UAlbany Africana Studies Faculty Awarded $100,000 Grant to Grow Field, Increase Community Engagement

A woman with short black hair and glasses smiles for a portrait
Marcia Sutherland, associate professor, undergraduate program advisor and former chair of the Africana Studies Department, helped secure a $100,000 grant from the Mellon Foundation to increase community engagement with the field of Africana studies.

By Bethany Bump

ALBANY, N.Y. (Nov. 21, 2023) — The University at Albany’s Africana Studies faculty have been awarded a $100,000 grant from the Mellon Foundation to support their work in making an impact and growing the field of Africana studies across local communities and beyond.

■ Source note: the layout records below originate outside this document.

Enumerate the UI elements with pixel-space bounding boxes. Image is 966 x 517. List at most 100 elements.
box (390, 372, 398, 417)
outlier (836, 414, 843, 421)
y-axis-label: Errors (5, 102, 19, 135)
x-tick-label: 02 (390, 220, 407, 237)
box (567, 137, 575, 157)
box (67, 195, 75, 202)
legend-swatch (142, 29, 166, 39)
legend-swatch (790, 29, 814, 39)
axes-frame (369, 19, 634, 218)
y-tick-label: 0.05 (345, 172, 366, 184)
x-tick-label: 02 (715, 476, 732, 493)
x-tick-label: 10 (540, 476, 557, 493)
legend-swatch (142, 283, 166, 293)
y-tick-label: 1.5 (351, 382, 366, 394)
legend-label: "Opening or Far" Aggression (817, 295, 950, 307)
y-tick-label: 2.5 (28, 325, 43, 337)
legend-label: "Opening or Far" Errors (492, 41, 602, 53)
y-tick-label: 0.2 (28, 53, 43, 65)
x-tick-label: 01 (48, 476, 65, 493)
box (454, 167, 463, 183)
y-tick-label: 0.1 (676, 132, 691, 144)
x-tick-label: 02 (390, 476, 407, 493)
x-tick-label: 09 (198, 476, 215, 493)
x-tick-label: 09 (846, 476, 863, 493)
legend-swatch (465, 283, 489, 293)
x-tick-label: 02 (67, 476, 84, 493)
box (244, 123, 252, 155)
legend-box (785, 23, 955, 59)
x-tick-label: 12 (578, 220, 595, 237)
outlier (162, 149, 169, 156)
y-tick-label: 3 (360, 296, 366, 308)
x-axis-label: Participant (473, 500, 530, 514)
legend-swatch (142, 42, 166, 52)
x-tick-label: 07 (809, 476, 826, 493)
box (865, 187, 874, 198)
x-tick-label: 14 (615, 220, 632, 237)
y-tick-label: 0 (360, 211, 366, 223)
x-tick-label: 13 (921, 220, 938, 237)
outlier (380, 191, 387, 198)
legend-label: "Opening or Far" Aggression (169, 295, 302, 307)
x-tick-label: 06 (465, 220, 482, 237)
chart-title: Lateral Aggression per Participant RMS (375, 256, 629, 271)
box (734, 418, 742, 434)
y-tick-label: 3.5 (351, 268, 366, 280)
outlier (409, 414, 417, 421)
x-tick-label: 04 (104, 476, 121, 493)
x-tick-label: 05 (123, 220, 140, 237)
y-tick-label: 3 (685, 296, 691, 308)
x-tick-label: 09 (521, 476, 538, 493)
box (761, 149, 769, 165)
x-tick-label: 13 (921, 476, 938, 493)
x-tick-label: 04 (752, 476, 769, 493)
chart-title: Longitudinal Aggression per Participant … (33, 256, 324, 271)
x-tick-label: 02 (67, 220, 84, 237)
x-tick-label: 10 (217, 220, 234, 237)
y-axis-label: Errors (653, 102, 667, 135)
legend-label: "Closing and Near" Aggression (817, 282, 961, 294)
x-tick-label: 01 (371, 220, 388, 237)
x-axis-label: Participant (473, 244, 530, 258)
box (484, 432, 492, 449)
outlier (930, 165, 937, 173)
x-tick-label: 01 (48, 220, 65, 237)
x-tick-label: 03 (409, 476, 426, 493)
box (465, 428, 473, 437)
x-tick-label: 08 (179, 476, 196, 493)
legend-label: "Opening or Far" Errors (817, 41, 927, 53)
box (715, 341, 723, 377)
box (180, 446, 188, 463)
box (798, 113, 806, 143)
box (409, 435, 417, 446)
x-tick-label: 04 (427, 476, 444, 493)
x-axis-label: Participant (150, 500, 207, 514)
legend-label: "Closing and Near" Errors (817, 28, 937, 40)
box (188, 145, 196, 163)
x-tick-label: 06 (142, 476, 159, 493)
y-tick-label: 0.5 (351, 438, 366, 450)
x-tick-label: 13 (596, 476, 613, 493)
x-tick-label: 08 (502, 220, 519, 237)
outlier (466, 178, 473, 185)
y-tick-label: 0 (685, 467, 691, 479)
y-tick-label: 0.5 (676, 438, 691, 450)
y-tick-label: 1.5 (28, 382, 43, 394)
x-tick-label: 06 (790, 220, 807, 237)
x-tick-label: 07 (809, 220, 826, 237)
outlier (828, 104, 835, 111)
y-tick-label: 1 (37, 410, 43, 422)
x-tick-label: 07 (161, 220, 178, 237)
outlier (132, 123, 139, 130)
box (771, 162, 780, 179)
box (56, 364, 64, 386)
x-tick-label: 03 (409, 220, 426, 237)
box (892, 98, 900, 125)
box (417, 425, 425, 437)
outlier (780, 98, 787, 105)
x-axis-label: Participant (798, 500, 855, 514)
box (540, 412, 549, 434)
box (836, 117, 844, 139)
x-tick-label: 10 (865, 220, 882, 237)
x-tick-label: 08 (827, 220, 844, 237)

The award will support the faculty as they host a series of activities over the next several years designed to expose and engage communities with the discipline, which explores Africa and African American ways of life, languages, Black religion, arts, literature, psychology, history, law, community, popular culture and more.

As part of the initiative, UAlbany will host a national conference in 2024 featuring key experts with diverse views on the field. The faculty also will organize an annual SUNY-wide workshop where chairs, directors and other stakeholders from Africana/Black Studies academic programs across SUNY can share best practices, with the goal of developing relationships and increasing collaborations that lead to progress and growth in the field.

Work to secure the award was led by Marcia Sutherland, associate professor, undergraduate program advisor and former chair of the Africana Studies Department. She will be joined by Africana Studies lecturers Jennifer Burns, Marcel Kitissou and David Agum in carrying out grant activities, and is currently working to develop collaborations with other SUNY campuses on activities that will include seminars and community group interventions.

Composite of four faculty portraits show woman with short black hair and glasses, man in blue shirt, woman with short brown hair and a black blazer, and a man with glasses.
From top left, clockwise: Marcia Sutherland, David Agum, Jennifer Burns and Marcel Kitissou

Other activities supported by the Mellon grant will include:

  • Two inner-city, community-focused seminars in the Capital Region exploring possible relationships between knowledge systems and research findings in the field of Africana Studies and community development.
  • Development of an annual undergraduate capstone course focused on research methods and experiential learning. Working with designated local sites, students will engage in archival work and examine digital databases on the creation and development of SUNY-wide Africana/Black Studies academic units. This work will be housed on a newly produced and publicly accessible UAlbany Africana Studies Lab website, and will serve as a model for academic programs at other institutions.  
  • Creation of new partnerships with local community colleges designed to expose the schools to multidisciplinary approaches in the field and engage students from upstate and downstate high schools in public discussion opportunities.
  • An annual research day on “Gender, Sexuality, Heritage, Identity/Ethnicity: The Quest for Understanding,” which would be open to all SUNY students studying Africana/Black Studies, as well as students from non-SUNY schools in the Capital Region.
  • Organization of a statewide event in 2026 featuring national experts in the arts and humanities who will discuss the importance of these disciplines to the growth and progress of the field of Africana Studies.

UAlbany’s Africana Studies programs date to 1969 and have been recognized nationally for their faculty and degree offerings.

Of the 64 SUNY campuses, only 13 have Africana Studies programs. Of those, only six offer majors and only two — UAlbany and Stony Brook University — offer graduate programs. There are no doctoral programs, but the hope is that activities and interventions supported by the Mellon grant can help grow the number of students in these programs and advance them to the next level, according to the grant proposal.

“Our community engagement through seminars will increase community members’ understanding of their history, and traditions, and of their capacity to be agents of transformational change,” the proposal reads. “Strategic outreach to downstate and upstate community colleges and the inclusion of high school-aged students in public discussions will provide similar growth in the understanding of issues and provide tools for action.”